Sulla fusione delle BCC di S. Elena e Piove di Sacco

bcc

Prosegue il processo di fusione fra BCC di Sant’Elena e di Piove di Sacco. Un percorso virtuoso per un Veneto più solido.

Dopo il sì al bilancio l’annuncio in assemblea: già avviato il piano industriale per unire le due banche (dal Mattino di Padova di oggi)

Bcc Sant’Elena, fusione con Piove

Con un voto praticamente unanime (469 favorevoli e 2 astenuti) i soci della Banca di Credito Cooperativo di Sant’Elena, riuniti in assemblea al Centro “Papa Luciani” di Padova, hanno approvato ieri mattina il bilancio 2015. L’esito non era scontato, vista la perdita di 26,7 milioni di euro annunciata alla vigilia e illustrata ieri ai soci presenti.

«Si è trattato di un anno particolarmente difficile, il peggiore, almeno dal punto di vista economico, da quando la nostra banca è nata» non ha nascosto il presidente della Bcc di Sant’Elena, Gianni Pavanello «Per ragioni di opportunità e di garanzia rispetto al futuro, la banca ha effettuato rettifiche di valore sui crediti per 30 milioni di euro, mettendo così fine a quel lento stillicidio derivante dalla continua perdita di valore dei beni a garanzia delle operazioni di credito deteriorato.

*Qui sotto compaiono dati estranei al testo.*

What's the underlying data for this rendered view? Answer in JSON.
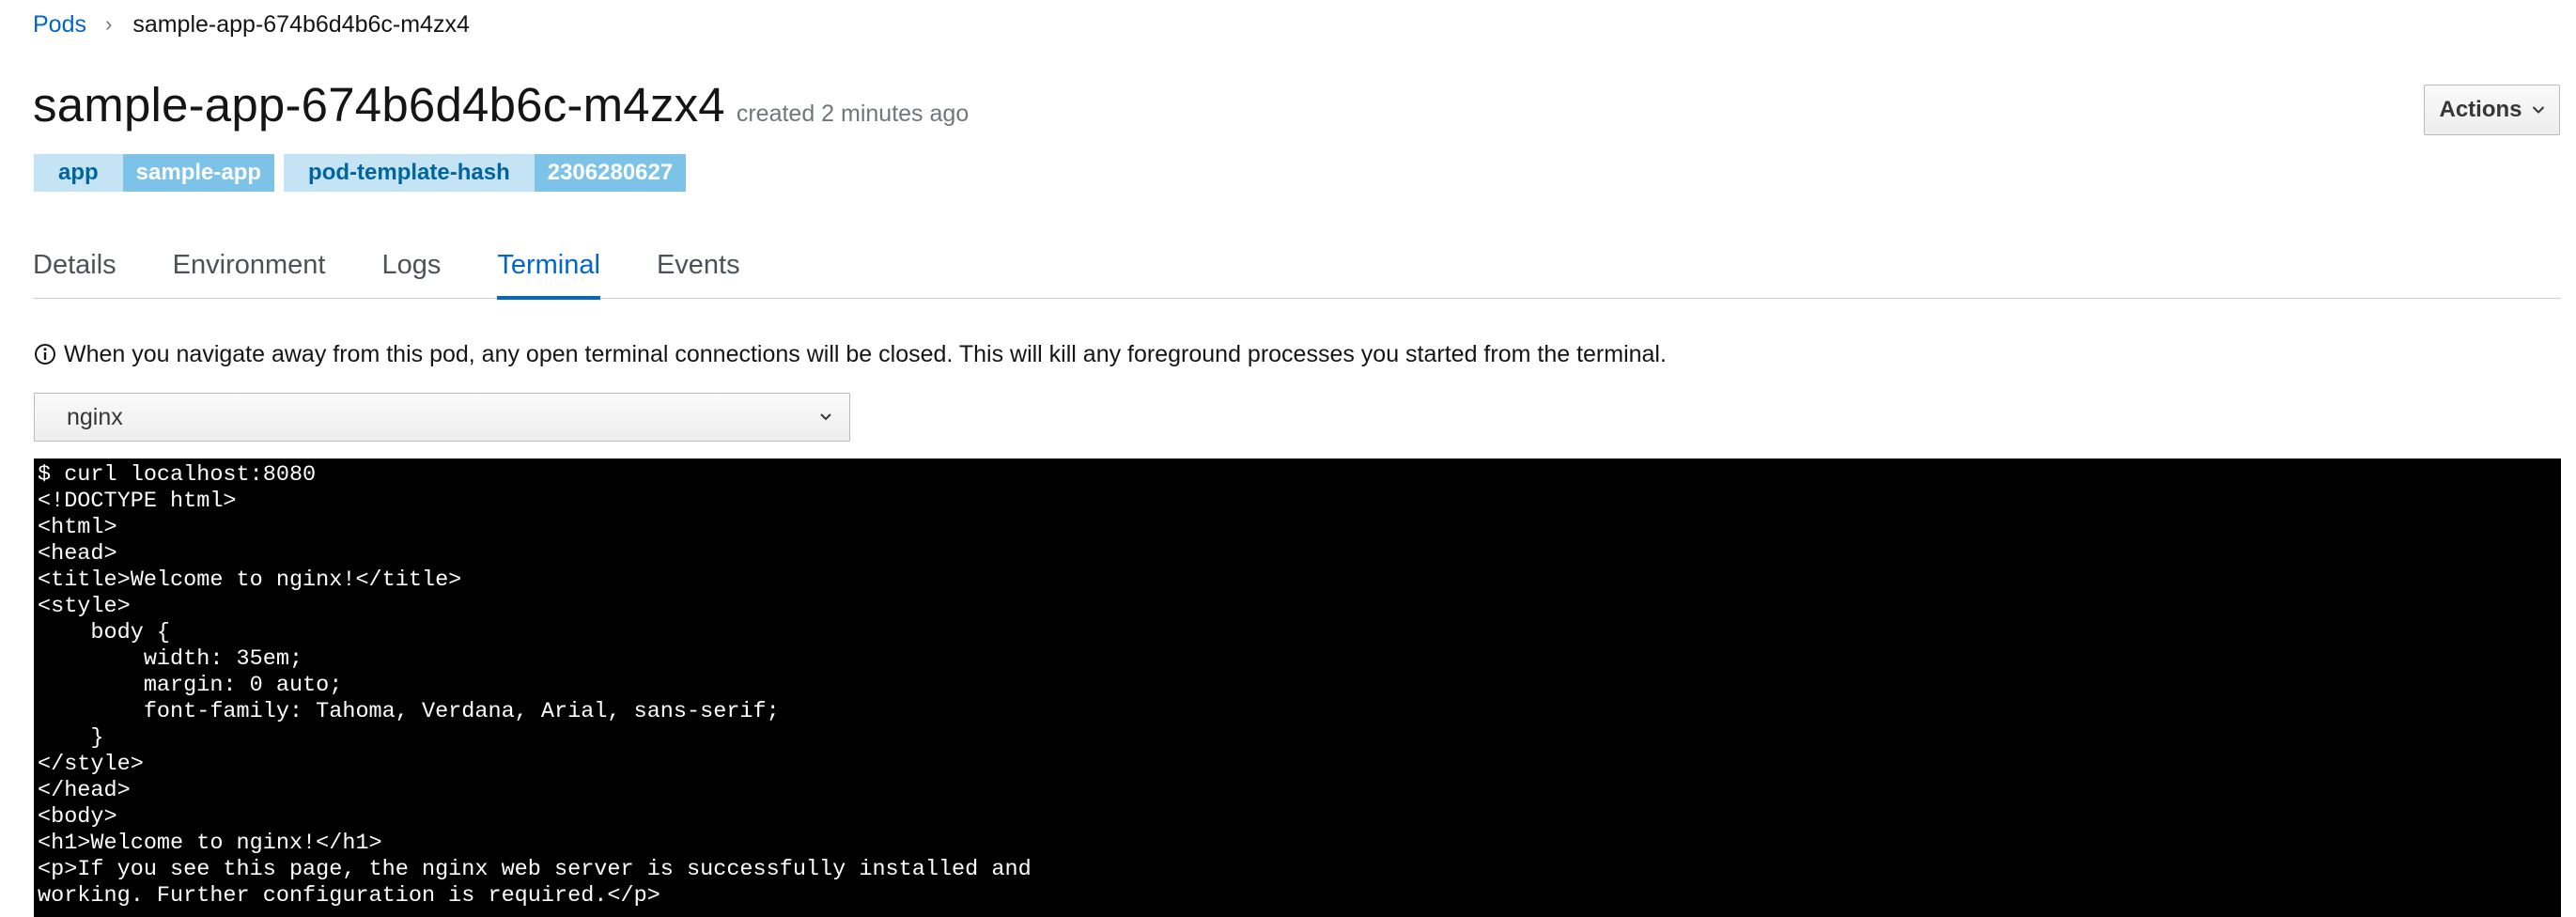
{
  "breadcrumb": {
    "parent": "Pods",
    "separator": "›",
    "current": "sample-app-674b6d4b6c-m4zx4"
  },
  "header": {
    "title": "sample-app-674b6d4b6c-m4zx4",
    "created": "created 2 minutes ago",
    "actions_label": "Actions"
  },
  "labels": [
    {
      "key": "app",
      "value": "sample-app"
    },
    {
      "key": "pod-template-hash",
      "value": "2306280627"
    }
  ],
  "tabs": [
    {
      "label": "Details",
      "active": false
    },
    {
      "label": "Environment",
      "active": false
    },
    {
      "label": "Logs",
      "active": false
    },
    {
      "label": "Terminal",
      "active": true
    },
    {
      "label": "Events",
      "active": false
    }
  ],
  "info": {
    "icon": "info-circle-icon",
    "text": "When you navigate away from this pod, any open terminal connections will be closed. This will kill any foreground processes you started from the terminal."
  },
  "container_select": {
    "selected": "nginx"
  },
  "terminal": {
    "lines": [
      "$ curl localhost:8080",
      "<!DOCTYPE html>",
      "<html>",
      "<head>",
      "<title>Welcome to nginx!</title>",
      "<style>",
      "    body {",
      "        width: 35em;",
      "        margin: 0 auto;",
      "        font-family: Tahoma, Verdana, Arial, sans-serif;",
      "    }",
      "</style>",
      "</head>",
      "<body>",
      "<h1>Welcome to nginx!</h1>",
      "<p>If you see this page, the nginx web server is successfully installed and",
      "working. Further configuration is required.</p>"
    ]
  },
  "colors": {
    "link": "#0066cc",
    "label_key_bg": "#c4e4f6",
    "label_val_bg": "#7dc3e8",
    "terminal_bg": "#000000"
  }
}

La contingenza della valutazione dei crediti tra l’altro si è manifestata in un momento storico in cui la redditività della gestione ha toccato il punto minimo, con il livello molto basso (addirittura negativo nella seconda parte dell’anno) dei tassi di interesse e una serie di voci di costo straordinarie – come il “salvataggio” di alcune banche non solo del credito cooperativo – che hanno inciso pesantemente nel risultato finale». L’istituto ha deciso di sacrificare una parte di capitale (sceso da 100 a 76 milioni di euro) ma senza mettere in discussione la sua solidità patrimoniale, che vanta un indice, il Cet 1 (principale indicatore), pari a 13,93%, contro il 12,3% del resto del sistema bancario.

L’altro piatto forte di giornata è stato l’annuncio di avvio del piano industriale per legarsi alla Bcc di Piove di Sacco: «Dopo quasi un anno di studio reciproco e di intenso lavoro, si sono pienamente percepiti i benefici della combinazione aziendale che porterà tanti miglioramenti a soci e clienti, mediante una maggiore efficienza produttiva e una struttura organizzativa potenziata; il tutto senza sacrificare la forza del marchio, l’identità, il livello di servizio che la nostra banca ha espresso in tanti anni». Non è escluso che il processo comporti alcuni esuberi, anche se entrambi gli istituti entro l’anno registreranno numerosi pensionamenti e se le sovrapposizioni sono limitate a tre sportelli (Mandria, Legnaro e Villatora).